With a constant unshaven look, how will the city's face glitter as Paris in two years?
The city's green zones have bald patches between unkempt expanses. When it needs to prune roadside plants (traffic hurdles), the horticulture department of the municipal corporation only cuts a sorry figure on finance. The heaps of garbage beneath the elevated road attract stray cattle, yet no metal cage protects a few saplings that remain on the divider.
The leaders who claim to be turning Amritsar into green city should drive on the GT Road from the railway station to Putli Ghar and see if they can spot a tree, or they should drive from Hathi Gate to Bhagta Wala Gate, and avoid the overgrown branches that dangle over roads.

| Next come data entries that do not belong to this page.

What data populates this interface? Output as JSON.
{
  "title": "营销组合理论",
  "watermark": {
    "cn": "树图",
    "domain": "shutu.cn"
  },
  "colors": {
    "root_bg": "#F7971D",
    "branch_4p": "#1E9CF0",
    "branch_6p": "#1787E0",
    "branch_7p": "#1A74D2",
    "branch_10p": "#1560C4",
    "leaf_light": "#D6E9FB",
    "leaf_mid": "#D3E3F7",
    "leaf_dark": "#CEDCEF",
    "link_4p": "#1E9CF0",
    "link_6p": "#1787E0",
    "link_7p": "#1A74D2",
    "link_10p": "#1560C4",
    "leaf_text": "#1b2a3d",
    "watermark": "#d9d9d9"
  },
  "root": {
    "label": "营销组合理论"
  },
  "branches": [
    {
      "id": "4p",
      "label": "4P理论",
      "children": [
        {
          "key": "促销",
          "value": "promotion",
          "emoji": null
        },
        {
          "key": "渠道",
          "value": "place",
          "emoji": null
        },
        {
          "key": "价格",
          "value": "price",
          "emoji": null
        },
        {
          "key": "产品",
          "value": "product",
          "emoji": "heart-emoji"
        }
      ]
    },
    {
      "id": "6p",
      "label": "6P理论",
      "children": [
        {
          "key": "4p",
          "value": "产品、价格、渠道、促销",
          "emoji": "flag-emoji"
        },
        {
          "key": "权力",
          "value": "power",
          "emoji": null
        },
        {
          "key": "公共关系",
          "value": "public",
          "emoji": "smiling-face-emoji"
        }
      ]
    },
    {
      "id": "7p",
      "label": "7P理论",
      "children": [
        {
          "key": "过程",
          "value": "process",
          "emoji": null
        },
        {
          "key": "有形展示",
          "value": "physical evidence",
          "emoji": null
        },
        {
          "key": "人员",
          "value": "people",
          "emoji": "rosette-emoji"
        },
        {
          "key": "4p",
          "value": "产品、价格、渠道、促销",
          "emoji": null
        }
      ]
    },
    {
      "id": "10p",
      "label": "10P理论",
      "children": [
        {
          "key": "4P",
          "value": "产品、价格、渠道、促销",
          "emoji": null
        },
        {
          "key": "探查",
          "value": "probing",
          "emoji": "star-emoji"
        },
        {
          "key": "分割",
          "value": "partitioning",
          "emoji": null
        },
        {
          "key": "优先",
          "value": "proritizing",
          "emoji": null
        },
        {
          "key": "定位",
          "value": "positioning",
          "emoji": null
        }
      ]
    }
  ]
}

Ranjit Avenue, city's "best" residential and commercial area, is no better. The green belt on its Gurudwara Wali Gali road has untrimmed bushes that make it arduous for two-wheelers to cross the section safely. At night, the uncombed trees block streetlight.
Meant for beautification, the parks in the market area of Block "B" of Ranjit Avenue have turned eyesores for shopkeepers. Filled with weeds and slush, these aren't the places to sit and relax. There's no problem, however, if you don't fear rats and snakes.
Local parliamentarian Navjot Singh Sidhu shelled out `1 crore for initiating the "Go Green, Go Clean" campaign that, later, failed for want of support. Instead of looking to build world-class infrastructure in Amritsar, it'd better if the politicians just maintained properly what existed.